Tell us what life looks like now that you’re sleeping and feeling better.
Jose Ancer: Yeah. I no longer take supplements and I and shockingly I no longer drink caffeine. I have gone completely caffeine-free which I haven’t done since I was a teenager, right? Which I’m not that old, but I mean let’s call it 20 years ago, right? and I can definitely say that I am a calmer, happier, better human being, better husband, better father. You know, things that you wouldn’t expect to get from an insomnia clinic. I mean, yes, I’m sleeping better. I actually still have some withdrawal symptoms of the benzos that interact with foods that I eat and so and so on. that I’m dealing with. And it’s and I’ve read that it takes it can take a year or two for very sensitive people to get a fully normal sleep architecture from a benzo withdrawal.

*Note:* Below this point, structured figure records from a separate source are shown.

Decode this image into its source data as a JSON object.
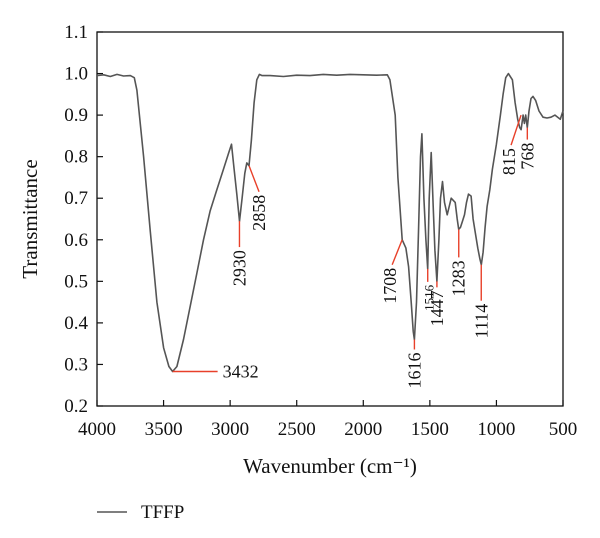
{
  "chart_data": {
    "type": "line",
    "title": "",
    "xlabel": "Wavenumber (cm⁻¹)",
    "ylabel": "Transmittance",
    "xlim": [
      4000,
      500
    ],
    "ylim": [
      0.2,
      1.1
    ],
    "x_reversed": true,
    "x_ticks": [
      4000,
      3500,
      3000,
      2500,
      2000,
      1500,
      1000,
      500
    ],
    "y_ticks": [
      0.2,
      0.3,
      0.4,
      0.5,
      0.6,
      0.7,
      0.8,
      0.9,
      1.0,
      1.1
    ],
    "grid": false,
    "legend_position": "bottom-left",
    "series": [
      {
        "name": "TFFP",
        "color": "#555555",
        "x": [
          4000,
          3950,
          3900,
          3850,
          3800,
          3750,
          3720,
          3700,
          3650,
          3600,
          3550,
          3500,
          3460,
          3432,
          3400,
          3350,
          3300,
          3250,
          3200,
          3150,
          3100,
          3050,
          3010,
          2990,
          2970,
          2950,
          2930,
          2910,
          2890,
          2875,
          2858,
          2840,
          2820,
          2800,
          2780,
          2760,
          2700,
          2600,
          2500,
          2400,
          2300,
          2200,
          2100,
          2000,
          1900,
          1820,
          1800,
          1760,
          1740,
          1708,
          1680,
          1660,
          1640,
          1625,
          1616,
          1600,
          1585,
          1570,
          1560,
          1545,
          1530,
          1516,
          1505,
          1490,
          1475,
          1462,
          1447,
          1432,
          1420,
          1405,
          1390,
          1370,
          1340,
          1310,
          1295,
          1283,
          1270,
          1255,
          1240,
          1225,
          1210,
          1190,
          1175,
          1160,
          1140,
          1125,
          1114,
          1100,
          1085,
          1070,
          1050,
          1030,
          1000,
          970,
          950,
          930,
          910,
          880,
          860,
          840,
          825,
          815,
          800,
          790,
          780,
          768,
          755,
          740,
          725,
          705,
          680,
          650,
          620,
          590,
          560,
          540,
          520,
          505,
          500
        ],
        "values": [
          0.995,
          0.997,
          0.993,
          0.998,
          0.994,
          0.995,
          0.99,
          0.96,
          0.8,
          0.62,
          0.45,
          0.34,
          0.295,
          0.283,
          0.295,
          0.36,
          0.44,
          0.52,
          0.6,
          0.67,
          0.72,
          0.77,
          0.81,
          0.83,
          0.77,
          0.71,
          0.645,
          0.7,
          0.76,
          0.785,
          0.778,
          0.84,
          0.93,
          0.985,
          0.998,
          0.995,
          0.995,
          0.993,
          0.996,
          0.995,
          0.998,
          0.996,
          0.998,
          0.997,
          0.996,
          0.997,
          0.985,
          0.9,
          0.75,
          0.6,
          0.58,
          0.535,
          0.45,
          0.38,
          0.36,
          0.45,
          0.62,
          0.8,
          0.855,
          0.7,
          0.6,
          0.53,
          0.7,
          0.81,
          0.68,
          0.575,
          0.5,
          0.6,
          0.7,
          0.74,
          0.69,
          0.66,
          0.7,
          0.69,
          0.65,
          0.625,
          0.63,
          0.645,
          0.66,
          0.69,
          0.71,
          0.705,
          0.65,
          0.62,
          0.58,
          0.555,
          0.54,
          0.57,
          0.63,
          0.68,
          0.72,
          0.77,
          0.83,
          0.9,
          0.95,
          0.99,
          1.0,
          0.985,
          0.93,
          0.89,
          0.87,
          0.865,
          0.9,
          0.88,
          0.9,
          0.87,
          0.91,
          0.94,
          0.945,
          0.935,
          0.91,
          0.895,
          0.893,
          0.895,
          0.9,
          0.895,
          0.89,
          0.905,
          0.91
        ]
      }
    ],
    "annotations": [
      {
        "text": "3432",
        "x": 3432,
        "y": 0.283,
        "orientation": "horizontal"
      },
      {
        "text": "2930",
        "x": 2930,
        "y": 0.645,
        "orientation": "vertical"
      },
      {
        "text": "2858",
        "x": 2858,
        "y": 0.778,
        "orientation": "vertical-diagonal"
      },
      {
        "text": "1708",
        "x": 1708,
        "y": 0.6,
        "orientation": "vertical-diagonal"
      },
      {
        "text": "1616",
        "x": 1616,
        "y": 0.36,
        "orientation": "vertical"
      },
      {
        "text": "1516",
        "x": 1516,
        "y": 0.53,
        "orientation": "vertical"
      },
      {
        "text": "1447",
        "x": 1447,
        "y": 0.5,
        "orientation": "vertical"
      },
      {
        "text": "1283",
        "x": 1283,
        "y": 0.625,
        "orientation": "vertical"
      },
      {
        "text": "1114",
        "x": 1114,
        "y": 0.54,
        "orientation": "vertical"
      },
      {
        "text": "815",
        "x": 815,
        "y": 0.9,
        "orientation": "vertical-diagonal"
      },
      {
        "text": "768",
        "x": 768,
        "y": 0.87,
        "orientation": "vertical"
      }
    ],
    "annotation_line_color": "#e8402a"
  }
}
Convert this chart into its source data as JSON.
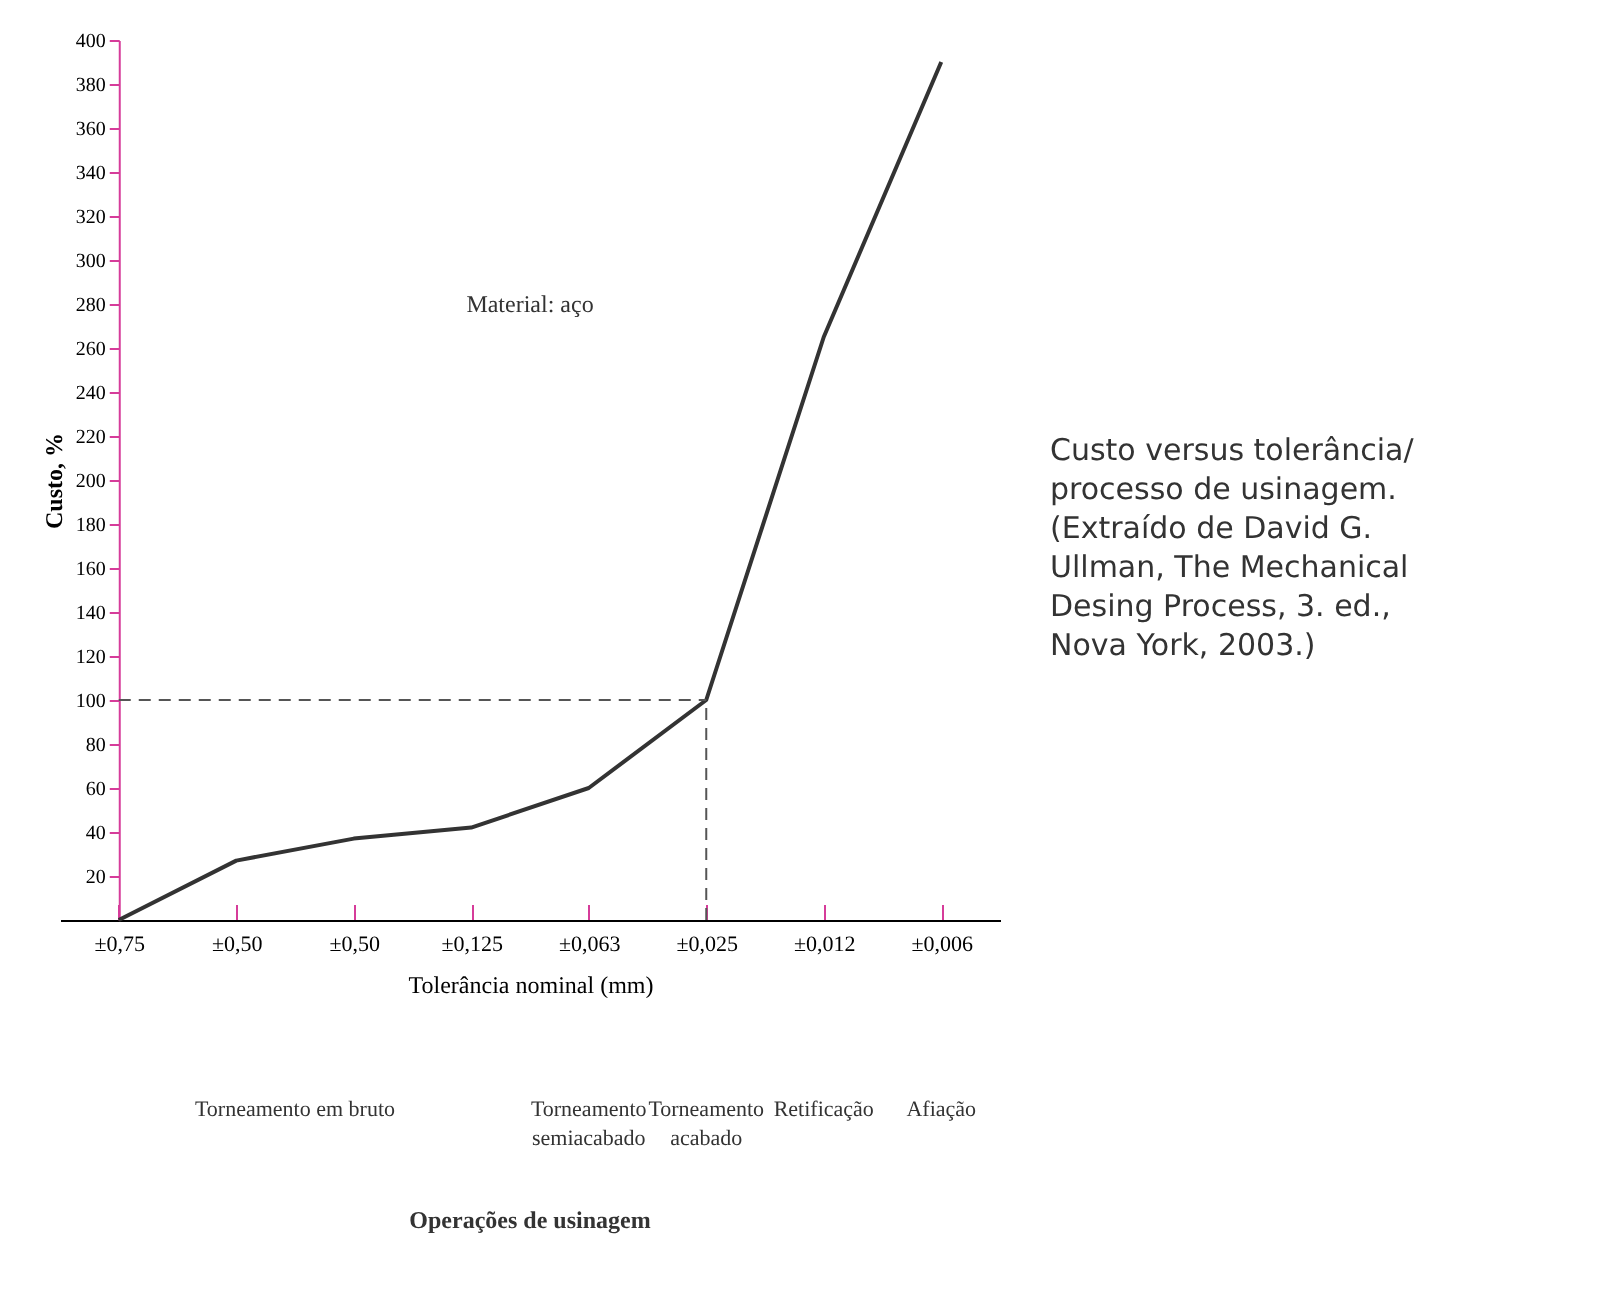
{
  "chart_data": {
    "type": "line",
    "ylabel": "Custo, %",
    "xlabel": "Tolerância nominal (mm)",
    "categories": [
      "±0,75",
      "±0,50",
      "±0,50",
      "±0,125",
      "±0,063",
      "±0,025",
      "±0,012",
      "±0,006"
    ],
    "series": [
      {
        "color": "#333333",
        "values": [
          0,
          27,
          37,
          42,
          60,
          100,
          265,
          390
        ]
      }
    ],
    "ylim": [
      0,
      400
    ],
    "yticks": [
      20,
      40,
      60,
      80,
      100,
      120,
      140,
      160,
      180,
      200,
      220,
      240,
      260,
      280,
      300,
      320,
      340,
      360,
      380,
      400
    ],
    "ref_lines": [
      {
        "axis": "y",
        "value": 100,
        "color": "#555555",
        "line_style": "dashed"
      },
      {
        "axis": "x",
        "value": "±0,025",
        "color": "#555555",
        "line_style": "dashed"
      }
    ],
    "grid": false,
    "marker": "none",
    "line_style": "solid",
    "annotations": [
      "Material: aço",
      "Torneamento em bruto",
      "Torneamento semiacabado",
      "Torneamento acabado",
      "Retificação",
      "Afiação",
      "Operações de usinagem",
      "Custo versus tolerância/ processo de usinagem. (Extraído de David G. Ullman, The Mechanical Desing Process, 3. ed., Nova York, 2003.)"
    ]
  }
}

But even with those symptoms that still kind of come and go, sometimes I’m just happier. You know, I don’t feel the need to rely on stimulants. I don’t feel the need to and I have fully learned how trying to sleep is counterproductive. There’s no mental process. There’s no meditation you can do. There’s no book, you can read that’s going to make you sleep. It’s really just, you know, eat well, keep a good, keep a good bed routine, learn to deal with, identify and deal with your anxieties. Deal with them. Don’t suppress them, don’t ruminate on them. And so now my process for going to sleep is more about letting go and accepting that sleep is something that just if you’ll stop thinking about it, it will happen.
Um you know, one of the most important things for me was learning like of all the functions in our body, the one that probably is the strongest and is the hardest to break is your sleep, you know, systems in your brain. I mean very, very, very rarely does sleep go haywire in normal healthy people. and so realizing how strong sleep is, how very rare it is for your mind to actually not be able to sleep. you know that it’s all kind of a sense of security and calmness that I’ve gotten that, you know, has, I’ll carry on for a long time. But yeah, so it’s funny how you know, the issues that can be leading to your insomnia tied a much bigger picture issues about marriage and life and success and career. and so, you know, I probably, I probably could say that I got, I got a lot more out of the process and the interactions than just, you know, dealing with my sleep, which is great.